A piece of good news has emerged from the life that was going on before COVID 19 hit.
As a reminder, in 2018, St Helen’s Meat Packers somehow managed to buy an 8-acre parcel of contaminated flood-plain land from the city after the Toronto and Region Conservation Authority, normally fiercely protective of flood plain land, gave permission for its sale and use as a meat packing plant.
TRCA says that the land doesn’t help protect adjacent locations from flooding. Community consultation meetings became raucous affairs with St Helen’s employees ‘packing’ the meeting in matching t-shirts.
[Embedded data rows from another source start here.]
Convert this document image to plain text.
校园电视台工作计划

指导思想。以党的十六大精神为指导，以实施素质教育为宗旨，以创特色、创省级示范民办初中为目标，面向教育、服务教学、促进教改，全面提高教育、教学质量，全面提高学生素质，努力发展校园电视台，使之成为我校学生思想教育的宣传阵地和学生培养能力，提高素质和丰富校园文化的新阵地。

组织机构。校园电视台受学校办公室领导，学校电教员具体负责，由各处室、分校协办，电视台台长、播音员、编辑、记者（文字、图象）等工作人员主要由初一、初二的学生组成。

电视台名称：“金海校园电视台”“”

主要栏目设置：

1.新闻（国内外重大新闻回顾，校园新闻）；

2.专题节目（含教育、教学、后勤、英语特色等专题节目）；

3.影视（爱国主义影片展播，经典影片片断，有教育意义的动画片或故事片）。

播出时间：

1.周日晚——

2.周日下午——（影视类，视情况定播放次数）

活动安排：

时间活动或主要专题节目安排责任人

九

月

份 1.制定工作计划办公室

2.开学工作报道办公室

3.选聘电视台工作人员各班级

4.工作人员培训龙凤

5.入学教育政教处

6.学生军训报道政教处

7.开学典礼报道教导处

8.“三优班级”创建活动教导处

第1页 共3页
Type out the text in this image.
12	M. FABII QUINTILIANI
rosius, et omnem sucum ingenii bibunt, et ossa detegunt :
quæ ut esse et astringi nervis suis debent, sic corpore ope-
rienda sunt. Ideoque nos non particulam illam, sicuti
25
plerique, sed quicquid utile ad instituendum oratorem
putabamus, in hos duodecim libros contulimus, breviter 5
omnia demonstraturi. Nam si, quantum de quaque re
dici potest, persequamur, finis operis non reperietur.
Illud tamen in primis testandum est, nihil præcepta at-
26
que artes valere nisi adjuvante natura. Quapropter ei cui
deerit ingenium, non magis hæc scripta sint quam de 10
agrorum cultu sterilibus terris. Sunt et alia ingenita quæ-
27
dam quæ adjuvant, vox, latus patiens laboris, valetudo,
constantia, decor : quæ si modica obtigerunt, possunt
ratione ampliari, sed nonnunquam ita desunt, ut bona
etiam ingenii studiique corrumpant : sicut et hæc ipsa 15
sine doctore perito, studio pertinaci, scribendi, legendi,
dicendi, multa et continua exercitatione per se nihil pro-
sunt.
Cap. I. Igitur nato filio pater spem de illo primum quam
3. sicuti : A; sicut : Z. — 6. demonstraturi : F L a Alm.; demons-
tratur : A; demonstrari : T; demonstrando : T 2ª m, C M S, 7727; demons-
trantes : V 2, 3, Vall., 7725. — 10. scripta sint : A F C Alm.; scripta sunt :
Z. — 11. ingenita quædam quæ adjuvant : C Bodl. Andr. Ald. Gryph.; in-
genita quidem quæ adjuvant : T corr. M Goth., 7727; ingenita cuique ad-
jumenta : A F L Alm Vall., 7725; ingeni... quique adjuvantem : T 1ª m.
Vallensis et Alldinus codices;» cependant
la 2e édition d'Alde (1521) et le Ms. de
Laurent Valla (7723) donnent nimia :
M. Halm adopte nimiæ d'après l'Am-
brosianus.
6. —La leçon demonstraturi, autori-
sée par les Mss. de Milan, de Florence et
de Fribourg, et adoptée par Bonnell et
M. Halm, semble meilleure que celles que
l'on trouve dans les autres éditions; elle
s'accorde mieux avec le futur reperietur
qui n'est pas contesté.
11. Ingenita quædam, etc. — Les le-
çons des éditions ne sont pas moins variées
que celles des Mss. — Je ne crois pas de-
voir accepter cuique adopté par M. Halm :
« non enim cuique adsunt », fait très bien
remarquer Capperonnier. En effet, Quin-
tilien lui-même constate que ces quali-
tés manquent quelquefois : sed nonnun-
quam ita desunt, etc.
The cost for 8 acres of land in our fair city? $3.19 million.
Incidentally, Robert Bielak, president of St Helens is a Ford family friend and his wife donated (legally) to Ward 5 Councillor Frances Nunziata’s 2018 election campaign.
The site borders Rockcliffe Boulevard, a street where homes are flooded in severe rain events. The last hope for residents to stop the plant’s construction is a judicial review in which a judge will check to see if all protocols have been followed. Reviews are expensive but the $25,000 cost has been raised through a combination of public fundraising and private donors. Landscape architect Devin Tepleski organized the successful fundraiser. Incidentally, and in keeping with the councillor’s style of appearing to support both sides; one of the donors to the fundraiser was none other than Frances Nunziata.